During a penetration test Trustwave SpiderLab’s Senior Technical Specialist, Jordan Hedges, discovered an improper input validation for the “path” parameter accepted by the “/backup-restore-service/config/backup-path” endpoint which handles requests from the UI to set the database backup location. While certain characters, such as backslashes, are rejected by the client-side form, Jordan was able to bypass that restriction. He submitted a backup path that would pass the UI validation and then intercepted the client request post-validation to alter the path parameter value to a UNC path under his control.

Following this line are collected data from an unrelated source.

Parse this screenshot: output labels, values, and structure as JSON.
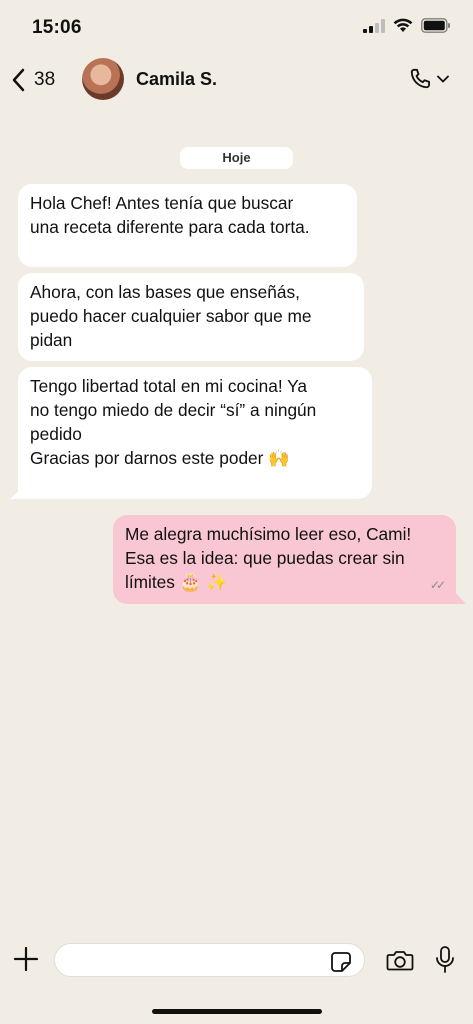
{
  "status_bar": {
    "time": "15:06",
    "icons": [
      "signal-icon",
      "wifi-icon",
      "battery-icon"
    ]
  },
  "header": {
    "back_count": "38",
    "contact_name": "Camila S.",
    "icons": [
      "back-chevron-icon",
      "avatar",
      "phone-icon",
      "chevron-down-icon"
    ]
  },
  "date_label": "Hoje",
  "messages": [
    {
      "from": "contact",
      "lines": [
        "Hola Chef! Antes tenía que buscar",
        "una receta diferente para cada torta."
      ]
    },
    {
      "from": "contact",
      "lines": [
        "Ahora, con las bases que enseñás,",
        "puedo hacer cualquier sabor que me",
        "pidan"
      ]
    },
    {
      "from": "contact",
      "lines": [
        "Tengo libertad total en mi cocina! Ya",
        "no tengo miedo de decir “sí” a ningún",
        "pedido",
        "Gracias por darnos este poder 🙌"
      ]
    },
    {
      "from": "me",
      "lines": [
        "Me alegra muchísimo leer eso, Cami!",
        "Esa es la idea: que puedas crear sin",
        "límites 🎂 ✨"
      ],
      "status": "✓✓"
    }
  ],
  "input_bar": {
    "icons": [
      "plus-icon",
      "sticker-icon",
      "camera-icon",
      "mic-icon"
    ]
  },
  "colors": {
    "background": "#f2ede4",
    "incoming_bubble": "#ffffff",
    "outgoing_bubble": "#f9c7d3"
  }
}
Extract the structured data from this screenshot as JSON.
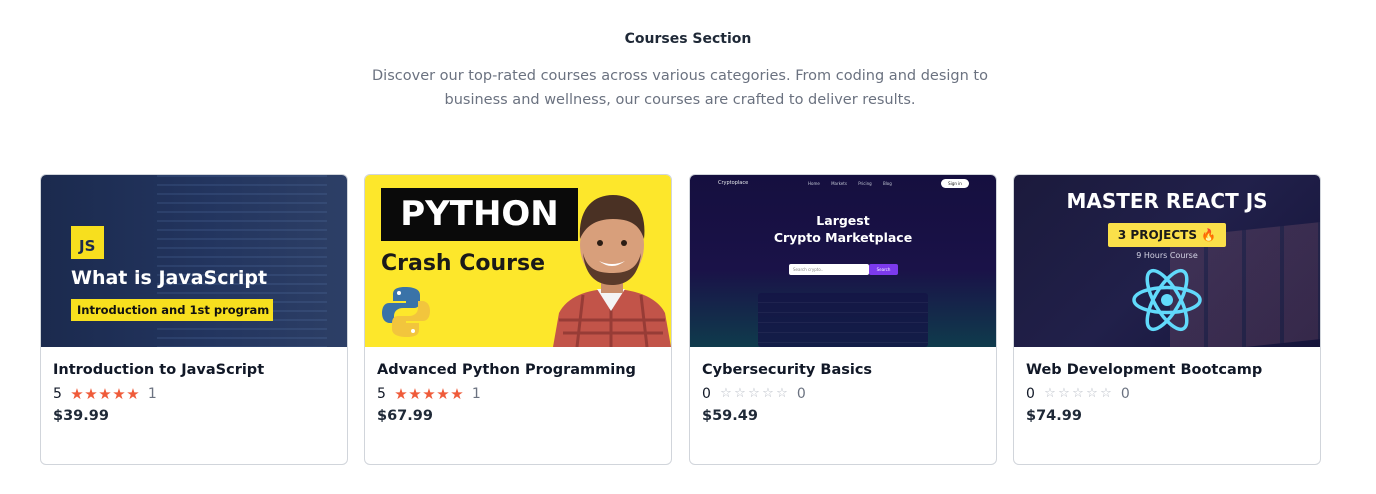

This vulnerability allows attackers to coerce authentication attempts to their own resources, such as a malicious SMB share, to capture or relay Active Directory hashed credentials if the “Restrict NTLM: Outgoing NTLM traffic to remote servers” security policy is not enabled. Versions 1.4.0327 and 3.0.1625 of Kyocera Device Manager were evaluated.
The Kyocera Device Manager administrative application allows administrators to configure the backup location of the database used by the application. Attempting to change this location to a UNC path using the GUI is rejected by the application due to the use of backslashes ("\") as a disallowed path. Intercepting and modifying this request using a web interception proxy or sending the request directly to the application endpoint will allow UNC paths to be set for the backup location. Once the location is updated Kyocera Device Manager attempts to confirm access and will try to authenticate to the UNC path, depending on configuration of the environment this may authenticate to the UNC share specified with Windows NTLM hashes. This could allow NTLM credential relaying or cracking attacks.
As part of Trustwave SpiderLab’s Coordinated Disclosure Policy, we reported this vulnerability to Kyocera, who fixed it in version 3.1.1213.0. To secure your products and users, please update to the latest release. We value vendors like Kyocera for their transparency and commitment to security.